By CPT definition, a new patient is “one who has not received any professional services from the physician, or another physician of the same specialty who belongs to the same group practice, within the past three years.” By contrast, an established patient has received professional services from the physician or ...

What is medical complexity 99204?

Moderate complexity medical decision making: Codes 99204 and 99214 include two or more stable chronic illnesses, one or more chronic illnesses with exacerbation, progression, or side effects of treatment, one undiagnosed new problem with uncertain prognosis, one acute illness with systemic symptoms, or one acute ...

What is the 57 modifier used for?

CPT modifier 57 may be used to report the decision for surgery for certain codes. This modifier may be used to indicate that an evaluation and management (E/M) service performed on the same day or the day before a major surgery (090 global days) by the surgeon resulted in the decision to perform the procedure.

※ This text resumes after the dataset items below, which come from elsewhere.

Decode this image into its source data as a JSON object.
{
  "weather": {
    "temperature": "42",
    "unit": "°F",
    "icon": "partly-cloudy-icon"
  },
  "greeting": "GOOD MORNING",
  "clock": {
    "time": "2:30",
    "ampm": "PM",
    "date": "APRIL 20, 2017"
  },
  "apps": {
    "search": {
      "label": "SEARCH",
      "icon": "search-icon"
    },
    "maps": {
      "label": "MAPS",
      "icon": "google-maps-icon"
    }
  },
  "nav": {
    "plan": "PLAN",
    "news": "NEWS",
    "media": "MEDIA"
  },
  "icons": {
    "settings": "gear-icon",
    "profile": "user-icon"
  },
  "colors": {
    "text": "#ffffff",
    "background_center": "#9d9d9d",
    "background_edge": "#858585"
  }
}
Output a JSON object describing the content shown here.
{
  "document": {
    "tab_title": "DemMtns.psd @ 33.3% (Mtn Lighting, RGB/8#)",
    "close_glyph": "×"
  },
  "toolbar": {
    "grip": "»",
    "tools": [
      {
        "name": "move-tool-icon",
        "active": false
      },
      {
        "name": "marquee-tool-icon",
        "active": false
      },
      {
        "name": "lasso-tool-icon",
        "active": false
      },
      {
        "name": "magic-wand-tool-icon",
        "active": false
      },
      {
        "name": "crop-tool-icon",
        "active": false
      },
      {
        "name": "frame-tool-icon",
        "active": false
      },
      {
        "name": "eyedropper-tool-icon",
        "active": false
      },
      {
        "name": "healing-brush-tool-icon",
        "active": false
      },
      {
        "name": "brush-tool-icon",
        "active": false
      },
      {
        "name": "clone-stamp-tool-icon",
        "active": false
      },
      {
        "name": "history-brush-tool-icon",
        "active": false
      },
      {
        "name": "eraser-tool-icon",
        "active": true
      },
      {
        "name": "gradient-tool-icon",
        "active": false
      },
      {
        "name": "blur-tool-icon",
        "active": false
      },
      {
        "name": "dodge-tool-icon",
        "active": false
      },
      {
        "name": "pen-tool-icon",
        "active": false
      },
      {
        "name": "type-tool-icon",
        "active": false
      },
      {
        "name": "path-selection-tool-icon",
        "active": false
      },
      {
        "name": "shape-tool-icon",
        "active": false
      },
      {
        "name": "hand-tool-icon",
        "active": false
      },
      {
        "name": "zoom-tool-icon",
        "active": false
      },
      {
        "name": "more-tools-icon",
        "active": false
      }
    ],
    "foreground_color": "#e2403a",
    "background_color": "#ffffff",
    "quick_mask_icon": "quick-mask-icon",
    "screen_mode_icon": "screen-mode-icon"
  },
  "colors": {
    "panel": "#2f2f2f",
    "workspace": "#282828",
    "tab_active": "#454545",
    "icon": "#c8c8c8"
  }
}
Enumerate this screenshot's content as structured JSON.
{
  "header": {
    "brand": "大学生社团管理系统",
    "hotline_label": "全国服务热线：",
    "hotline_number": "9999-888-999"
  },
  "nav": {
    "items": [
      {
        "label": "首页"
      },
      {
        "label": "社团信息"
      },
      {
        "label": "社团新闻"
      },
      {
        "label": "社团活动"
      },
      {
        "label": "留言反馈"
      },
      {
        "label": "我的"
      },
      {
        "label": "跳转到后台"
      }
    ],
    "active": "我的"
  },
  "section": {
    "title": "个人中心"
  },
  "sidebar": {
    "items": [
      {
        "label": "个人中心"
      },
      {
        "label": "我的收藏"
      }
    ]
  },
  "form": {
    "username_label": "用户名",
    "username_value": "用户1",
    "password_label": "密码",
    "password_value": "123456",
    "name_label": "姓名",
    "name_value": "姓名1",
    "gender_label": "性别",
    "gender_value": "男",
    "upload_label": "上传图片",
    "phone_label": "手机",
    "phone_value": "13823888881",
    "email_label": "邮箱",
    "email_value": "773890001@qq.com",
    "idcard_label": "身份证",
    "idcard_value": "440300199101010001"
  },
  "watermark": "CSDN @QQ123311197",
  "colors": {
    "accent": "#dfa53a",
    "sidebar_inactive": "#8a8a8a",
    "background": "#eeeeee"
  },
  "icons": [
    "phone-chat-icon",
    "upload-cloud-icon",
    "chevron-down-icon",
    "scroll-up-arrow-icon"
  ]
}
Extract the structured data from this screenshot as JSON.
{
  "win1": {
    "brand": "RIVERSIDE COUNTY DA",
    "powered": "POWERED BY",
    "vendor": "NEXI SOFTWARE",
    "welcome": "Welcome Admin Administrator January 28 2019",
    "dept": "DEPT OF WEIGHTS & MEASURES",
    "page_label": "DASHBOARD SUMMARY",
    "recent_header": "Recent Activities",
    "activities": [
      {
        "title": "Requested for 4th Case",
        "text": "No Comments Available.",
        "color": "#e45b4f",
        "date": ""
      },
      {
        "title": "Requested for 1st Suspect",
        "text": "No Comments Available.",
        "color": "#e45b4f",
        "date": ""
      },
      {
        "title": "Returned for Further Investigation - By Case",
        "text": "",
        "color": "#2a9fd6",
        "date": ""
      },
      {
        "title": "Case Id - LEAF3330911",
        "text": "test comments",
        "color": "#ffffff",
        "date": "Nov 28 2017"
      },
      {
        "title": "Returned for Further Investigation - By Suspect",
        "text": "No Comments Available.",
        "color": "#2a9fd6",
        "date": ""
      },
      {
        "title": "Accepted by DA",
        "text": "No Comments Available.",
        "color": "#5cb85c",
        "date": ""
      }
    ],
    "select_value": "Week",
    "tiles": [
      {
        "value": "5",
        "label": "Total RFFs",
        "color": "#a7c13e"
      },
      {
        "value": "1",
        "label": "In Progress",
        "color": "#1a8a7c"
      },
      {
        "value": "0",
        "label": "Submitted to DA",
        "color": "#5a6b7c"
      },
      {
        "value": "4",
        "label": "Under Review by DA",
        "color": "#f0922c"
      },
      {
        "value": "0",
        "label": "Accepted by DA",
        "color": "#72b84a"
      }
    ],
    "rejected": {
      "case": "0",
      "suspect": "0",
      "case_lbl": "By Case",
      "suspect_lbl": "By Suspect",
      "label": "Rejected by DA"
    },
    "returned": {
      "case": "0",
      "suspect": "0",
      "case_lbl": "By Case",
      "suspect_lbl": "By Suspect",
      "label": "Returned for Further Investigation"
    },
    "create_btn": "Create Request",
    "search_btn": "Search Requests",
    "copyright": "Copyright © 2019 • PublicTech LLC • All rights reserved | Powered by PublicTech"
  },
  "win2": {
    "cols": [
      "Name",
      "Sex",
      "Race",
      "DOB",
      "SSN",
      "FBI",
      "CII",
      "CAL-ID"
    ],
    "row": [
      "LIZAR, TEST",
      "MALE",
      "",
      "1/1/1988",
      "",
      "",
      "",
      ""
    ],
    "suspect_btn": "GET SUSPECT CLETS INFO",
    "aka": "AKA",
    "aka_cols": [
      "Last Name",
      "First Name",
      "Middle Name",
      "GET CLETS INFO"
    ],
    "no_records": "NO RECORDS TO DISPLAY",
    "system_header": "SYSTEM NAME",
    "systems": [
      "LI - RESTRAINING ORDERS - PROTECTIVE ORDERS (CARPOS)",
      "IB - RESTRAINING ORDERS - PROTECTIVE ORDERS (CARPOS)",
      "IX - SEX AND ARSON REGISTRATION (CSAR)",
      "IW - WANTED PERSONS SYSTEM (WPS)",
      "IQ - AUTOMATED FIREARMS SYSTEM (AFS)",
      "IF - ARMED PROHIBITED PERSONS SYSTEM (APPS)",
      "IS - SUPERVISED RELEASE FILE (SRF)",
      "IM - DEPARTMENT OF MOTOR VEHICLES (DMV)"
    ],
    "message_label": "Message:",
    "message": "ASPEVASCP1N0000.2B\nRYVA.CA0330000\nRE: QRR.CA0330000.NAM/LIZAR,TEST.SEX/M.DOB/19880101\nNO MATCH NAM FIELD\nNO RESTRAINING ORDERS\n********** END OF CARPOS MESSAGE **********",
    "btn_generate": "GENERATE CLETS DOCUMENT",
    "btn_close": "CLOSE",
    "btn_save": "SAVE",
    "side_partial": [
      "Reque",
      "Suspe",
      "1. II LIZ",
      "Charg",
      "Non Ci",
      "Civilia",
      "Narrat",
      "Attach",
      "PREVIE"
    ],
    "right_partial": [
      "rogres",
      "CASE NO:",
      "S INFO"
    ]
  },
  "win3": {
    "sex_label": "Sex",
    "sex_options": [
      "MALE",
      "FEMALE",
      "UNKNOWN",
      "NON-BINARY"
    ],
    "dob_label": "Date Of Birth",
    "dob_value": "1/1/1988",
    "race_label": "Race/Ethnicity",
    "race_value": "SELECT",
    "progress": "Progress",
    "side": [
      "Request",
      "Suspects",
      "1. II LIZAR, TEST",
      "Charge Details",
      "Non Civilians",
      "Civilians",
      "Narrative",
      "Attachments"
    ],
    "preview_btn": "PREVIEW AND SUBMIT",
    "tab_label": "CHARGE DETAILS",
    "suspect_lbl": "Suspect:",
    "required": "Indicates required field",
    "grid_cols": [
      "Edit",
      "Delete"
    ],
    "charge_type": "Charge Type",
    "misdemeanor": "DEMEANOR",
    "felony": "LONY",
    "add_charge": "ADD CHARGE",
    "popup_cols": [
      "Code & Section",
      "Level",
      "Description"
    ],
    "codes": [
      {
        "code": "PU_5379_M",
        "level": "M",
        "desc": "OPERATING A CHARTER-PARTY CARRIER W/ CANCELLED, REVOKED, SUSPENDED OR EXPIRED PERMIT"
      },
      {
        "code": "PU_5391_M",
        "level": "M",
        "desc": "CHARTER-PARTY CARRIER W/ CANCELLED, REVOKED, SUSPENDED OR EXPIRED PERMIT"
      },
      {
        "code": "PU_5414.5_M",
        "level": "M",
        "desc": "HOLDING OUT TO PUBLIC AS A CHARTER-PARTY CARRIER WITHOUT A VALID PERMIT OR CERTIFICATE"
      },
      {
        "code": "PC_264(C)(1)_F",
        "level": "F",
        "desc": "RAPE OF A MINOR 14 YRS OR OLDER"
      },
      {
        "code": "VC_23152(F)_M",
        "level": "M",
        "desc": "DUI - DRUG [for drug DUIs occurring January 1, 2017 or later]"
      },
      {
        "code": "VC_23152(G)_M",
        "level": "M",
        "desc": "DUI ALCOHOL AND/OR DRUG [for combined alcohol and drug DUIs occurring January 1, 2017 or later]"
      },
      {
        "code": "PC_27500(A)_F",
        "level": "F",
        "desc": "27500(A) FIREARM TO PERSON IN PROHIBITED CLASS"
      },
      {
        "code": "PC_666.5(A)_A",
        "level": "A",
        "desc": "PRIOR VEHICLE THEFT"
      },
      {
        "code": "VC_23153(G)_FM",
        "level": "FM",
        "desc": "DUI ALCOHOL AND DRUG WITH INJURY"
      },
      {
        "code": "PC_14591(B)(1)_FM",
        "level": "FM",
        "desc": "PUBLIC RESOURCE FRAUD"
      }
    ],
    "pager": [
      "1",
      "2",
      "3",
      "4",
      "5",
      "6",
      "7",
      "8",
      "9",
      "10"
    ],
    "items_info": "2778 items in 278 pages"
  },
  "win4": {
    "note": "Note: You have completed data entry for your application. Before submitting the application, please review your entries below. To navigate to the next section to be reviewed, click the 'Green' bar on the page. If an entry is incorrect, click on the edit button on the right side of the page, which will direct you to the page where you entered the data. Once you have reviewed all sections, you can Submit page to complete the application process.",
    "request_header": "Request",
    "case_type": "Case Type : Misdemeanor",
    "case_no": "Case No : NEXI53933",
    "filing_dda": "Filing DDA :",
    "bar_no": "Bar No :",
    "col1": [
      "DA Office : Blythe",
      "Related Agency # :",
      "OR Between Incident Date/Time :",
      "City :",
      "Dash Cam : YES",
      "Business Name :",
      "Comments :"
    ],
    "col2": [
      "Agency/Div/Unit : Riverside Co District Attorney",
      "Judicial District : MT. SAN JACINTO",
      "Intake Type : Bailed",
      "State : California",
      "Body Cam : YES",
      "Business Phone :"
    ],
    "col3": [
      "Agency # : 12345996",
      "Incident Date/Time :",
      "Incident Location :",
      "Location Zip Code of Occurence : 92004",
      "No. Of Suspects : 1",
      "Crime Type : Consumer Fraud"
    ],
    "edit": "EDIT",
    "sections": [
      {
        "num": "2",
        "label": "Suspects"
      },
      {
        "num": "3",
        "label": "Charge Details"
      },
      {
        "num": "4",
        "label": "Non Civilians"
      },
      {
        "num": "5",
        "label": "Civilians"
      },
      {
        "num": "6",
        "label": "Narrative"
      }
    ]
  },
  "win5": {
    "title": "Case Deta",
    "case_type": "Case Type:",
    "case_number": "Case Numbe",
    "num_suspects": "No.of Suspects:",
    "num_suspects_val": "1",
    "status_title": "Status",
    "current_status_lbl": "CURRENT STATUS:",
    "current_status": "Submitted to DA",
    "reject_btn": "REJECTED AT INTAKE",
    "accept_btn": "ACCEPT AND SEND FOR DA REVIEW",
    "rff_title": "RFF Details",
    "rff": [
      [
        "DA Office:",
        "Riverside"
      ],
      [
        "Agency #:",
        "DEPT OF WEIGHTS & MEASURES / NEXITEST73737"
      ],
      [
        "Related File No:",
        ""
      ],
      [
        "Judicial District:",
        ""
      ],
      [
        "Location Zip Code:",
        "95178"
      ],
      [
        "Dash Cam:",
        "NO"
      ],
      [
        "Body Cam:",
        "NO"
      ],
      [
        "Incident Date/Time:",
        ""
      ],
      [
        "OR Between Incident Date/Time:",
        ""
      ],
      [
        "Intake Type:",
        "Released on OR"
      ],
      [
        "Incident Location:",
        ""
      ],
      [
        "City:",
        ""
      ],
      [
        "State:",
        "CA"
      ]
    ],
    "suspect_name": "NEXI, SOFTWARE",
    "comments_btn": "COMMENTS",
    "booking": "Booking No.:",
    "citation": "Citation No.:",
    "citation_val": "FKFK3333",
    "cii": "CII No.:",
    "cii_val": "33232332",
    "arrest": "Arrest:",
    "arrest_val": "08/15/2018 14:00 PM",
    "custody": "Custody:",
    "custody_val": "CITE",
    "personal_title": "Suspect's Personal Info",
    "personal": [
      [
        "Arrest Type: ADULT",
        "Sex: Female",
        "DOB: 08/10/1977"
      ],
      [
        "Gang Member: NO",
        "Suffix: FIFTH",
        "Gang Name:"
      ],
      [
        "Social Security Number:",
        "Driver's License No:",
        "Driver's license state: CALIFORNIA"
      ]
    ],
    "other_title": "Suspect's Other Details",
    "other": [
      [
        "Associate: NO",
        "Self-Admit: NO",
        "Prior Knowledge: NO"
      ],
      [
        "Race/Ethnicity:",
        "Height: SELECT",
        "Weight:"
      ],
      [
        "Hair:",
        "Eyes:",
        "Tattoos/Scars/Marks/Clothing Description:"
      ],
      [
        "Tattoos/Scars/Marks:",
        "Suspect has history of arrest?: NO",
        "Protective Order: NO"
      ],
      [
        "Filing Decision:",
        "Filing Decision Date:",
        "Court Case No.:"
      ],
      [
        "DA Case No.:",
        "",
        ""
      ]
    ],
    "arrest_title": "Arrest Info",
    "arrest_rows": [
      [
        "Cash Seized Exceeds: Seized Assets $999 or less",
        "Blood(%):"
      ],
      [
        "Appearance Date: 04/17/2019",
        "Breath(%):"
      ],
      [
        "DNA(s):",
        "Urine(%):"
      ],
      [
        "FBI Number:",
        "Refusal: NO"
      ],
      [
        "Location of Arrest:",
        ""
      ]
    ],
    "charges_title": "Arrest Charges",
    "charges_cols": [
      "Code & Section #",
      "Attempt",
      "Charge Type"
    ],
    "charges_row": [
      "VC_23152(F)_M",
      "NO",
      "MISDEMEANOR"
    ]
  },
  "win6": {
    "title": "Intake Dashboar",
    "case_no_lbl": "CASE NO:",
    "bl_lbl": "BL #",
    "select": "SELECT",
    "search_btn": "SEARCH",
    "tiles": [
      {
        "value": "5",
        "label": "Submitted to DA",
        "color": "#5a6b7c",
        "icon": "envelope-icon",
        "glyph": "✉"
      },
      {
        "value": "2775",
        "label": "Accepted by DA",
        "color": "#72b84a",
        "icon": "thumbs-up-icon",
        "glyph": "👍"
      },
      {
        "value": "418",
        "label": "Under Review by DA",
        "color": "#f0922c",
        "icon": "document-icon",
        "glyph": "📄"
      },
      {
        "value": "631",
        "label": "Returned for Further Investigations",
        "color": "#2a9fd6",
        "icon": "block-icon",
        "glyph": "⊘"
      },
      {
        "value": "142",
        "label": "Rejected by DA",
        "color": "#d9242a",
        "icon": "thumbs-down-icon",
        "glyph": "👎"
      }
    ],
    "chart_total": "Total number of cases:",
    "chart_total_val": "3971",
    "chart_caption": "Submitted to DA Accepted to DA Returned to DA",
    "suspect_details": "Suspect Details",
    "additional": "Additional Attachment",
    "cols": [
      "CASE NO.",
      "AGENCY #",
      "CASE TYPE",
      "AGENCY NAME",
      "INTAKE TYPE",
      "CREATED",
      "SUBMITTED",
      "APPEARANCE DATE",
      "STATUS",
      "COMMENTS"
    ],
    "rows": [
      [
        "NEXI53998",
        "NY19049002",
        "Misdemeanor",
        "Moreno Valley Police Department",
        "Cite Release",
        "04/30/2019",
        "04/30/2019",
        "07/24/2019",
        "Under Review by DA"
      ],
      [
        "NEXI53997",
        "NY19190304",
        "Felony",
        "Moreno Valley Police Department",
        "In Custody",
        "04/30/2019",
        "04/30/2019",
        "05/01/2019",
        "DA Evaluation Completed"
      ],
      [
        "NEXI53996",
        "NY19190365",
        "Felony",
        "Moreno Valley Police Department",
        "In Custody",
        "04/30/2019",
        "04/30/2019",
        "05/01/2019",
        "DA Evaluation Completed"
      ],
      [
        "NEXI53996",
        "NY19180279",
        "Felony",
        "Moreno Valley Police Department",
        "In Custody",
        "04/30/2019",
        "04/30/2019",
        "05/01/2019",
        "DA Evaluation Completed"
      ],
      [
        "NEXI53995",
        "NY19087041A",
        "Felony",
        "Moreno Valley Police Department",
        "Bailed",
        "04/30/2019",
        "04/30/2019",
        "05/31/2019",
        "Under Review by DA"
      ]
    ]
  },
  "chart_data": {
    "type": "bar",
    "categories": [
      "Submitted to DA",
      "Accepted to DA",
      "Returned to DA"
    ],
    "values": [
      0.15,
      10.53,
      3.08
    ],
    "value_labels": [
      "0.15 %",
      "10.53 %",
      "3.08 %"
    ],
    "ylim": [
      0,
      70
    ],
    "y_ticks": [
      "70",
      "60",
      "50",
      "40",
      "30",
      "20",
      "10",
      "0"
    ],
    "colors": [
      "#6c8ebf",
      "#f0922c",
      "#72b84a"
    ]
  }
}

When can a physician bill using 99050 for seeing a patient on a Saturday?

A: UnitedHealthcare will provide reimbursement for CPT code 99050 during times other than regularly scheduled office hours, or days when the office is normally closed (eg, holidays, Saturday or Sunday), in addition to basic service.

What does modifier 79 mean?

Modifier 79 is used to indicate an unrelated procedure performed by the same physician during the postoperative period of the original surgery. When the procedure is related to the original surgery or is a staged (anticipated) surgery, it falls under the global period and should not use Modifier 79.